British painter based in London (born 1978)

Edward Sutcliffe (born 1978) is a British painter based in London. He is known for still-life and portraiture, and he has painted prominent figures such as Neil Kinnock and Glenda Jackson.

==Education==
Sutcliffe was born in Walsall, West Midlands, in 1978 and educated at Aberystwyth University where he studied Art with Art History, and Central Saint Martins College of Art and Design where he took a post-graduate diploma in fine art.

==Style and technique==
Sutcliffe is primarily a figurative painter known for a hyper-realistic approach to portraiture and still life. His early practice was heavily influenced by the work of Lucian Freud, specifically Freud's detailed, forensic examination of flesh and form. Sutcliffe initially adopted a similarly rigorous, "warts-and-all" approach to his subjects, aiming to capture "every last detail" of the sitter's physical appearance.

However, his style later evolved away from the impasto and heavy layering associated with Freud. He began to favour a flatter, cleaner aesthetic, often isolating subjects against neutral or negative space to focus attention purely on the figure.
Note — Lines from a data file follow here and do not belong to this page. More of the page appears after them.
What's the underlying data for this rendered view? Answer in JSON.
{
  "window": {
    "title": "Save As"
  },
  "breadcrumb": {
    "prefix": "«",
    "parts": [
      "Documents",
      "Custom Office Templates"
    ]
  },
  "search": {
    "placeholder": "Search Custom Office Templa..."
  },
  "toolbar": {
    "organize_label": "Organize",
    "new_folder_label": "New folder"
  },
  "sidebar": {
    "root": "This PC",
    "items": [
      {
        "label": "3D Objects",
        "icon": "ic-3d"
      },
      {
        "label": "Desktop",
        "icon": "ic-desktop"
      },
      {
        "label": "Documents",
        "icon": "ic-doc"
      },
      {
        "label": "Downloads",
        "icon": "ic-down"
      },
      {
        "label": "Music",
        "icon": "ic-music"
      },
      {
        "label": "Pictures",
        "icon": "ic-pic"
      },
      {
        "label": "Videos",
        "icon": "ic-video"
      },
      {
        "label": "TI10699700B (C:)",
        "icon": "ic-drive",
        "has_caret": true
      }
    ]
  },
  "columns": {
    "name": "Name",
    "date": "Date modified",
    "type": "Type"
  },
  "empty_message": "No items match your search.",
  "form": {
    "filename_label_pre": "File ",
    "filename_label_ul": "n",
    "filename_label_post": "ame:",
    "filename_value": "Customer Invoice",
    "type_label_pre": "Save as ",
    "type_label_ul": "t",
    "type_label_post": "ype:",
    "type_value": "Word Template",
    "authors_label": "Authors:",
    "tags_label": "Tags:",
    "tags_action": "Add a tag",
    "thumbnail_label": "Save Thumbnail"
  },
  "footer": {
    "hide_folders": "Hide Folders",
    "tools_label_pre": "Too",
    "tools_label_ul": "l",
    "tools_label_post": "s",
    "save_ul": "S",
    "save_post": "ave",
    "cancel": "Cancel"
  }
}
This shift coincided with a change in medium; while he previously worked with egg tempera—a classical medium known for its durability and matte finish—he transitioned to using acrylics to achieve greater immediacy and clarity in his work.

Conceptually, Sutcliffe often explores themes of mimicry and reproduction. This is most evident in his 2014 project involving art forger John Myatt, where Sutcliffe experimented with the distortion of images and the outsourcing of painting labour to question the nature of authenticity in portraiture. Despite these conceptual experiments, he maintains that his core practice is rooted in "simple observation" and the technical discipline of recording visual reality.

==Notable works==
Sutcliffe has painted a number of prominent political figures including Glenda Jackson, Sir Paul Stephenson, and the British Labour Party politician Neil Kinnock. His portrait of Neil Kinnock was exhibited at the Royal Society of Portrait Painters Annual Exhibition in 2014, and his portrait of Glenda Jackson was exhibited at the BP Portrait Award in 2011. In 2009, Sutcliffe's work "On Assi Ghat" was selected by the National Gallery Scotland be the featured on the publicity materials promoting that year's show.

==BP Portrait Award==
In 2014 Sutcliffe won the 2014 BP Travel Award. He travelled to Los Angeles, California to draw and paint the players of the Compton Cricket Club, producing portraits that show a fusion of two very different cultures and how the game of cricket with its ethos of fair play and honestly has been embraced by this community. The resulting paintings and sketches were displayed at the National Portrait Gallery in London, as part of the 2015 BP Portrait Award.

==Exhibitions==
His works have been exhibited at a number of exhibitions and galleries, including the National Portrait Gallery, London for the BP Portrait Award (2007, 2009, 2010, 2011, 2012, 2014), The Dubai Arts Centre, and The Lynn Painter-Stainers Prize at The Mall Galleries, London.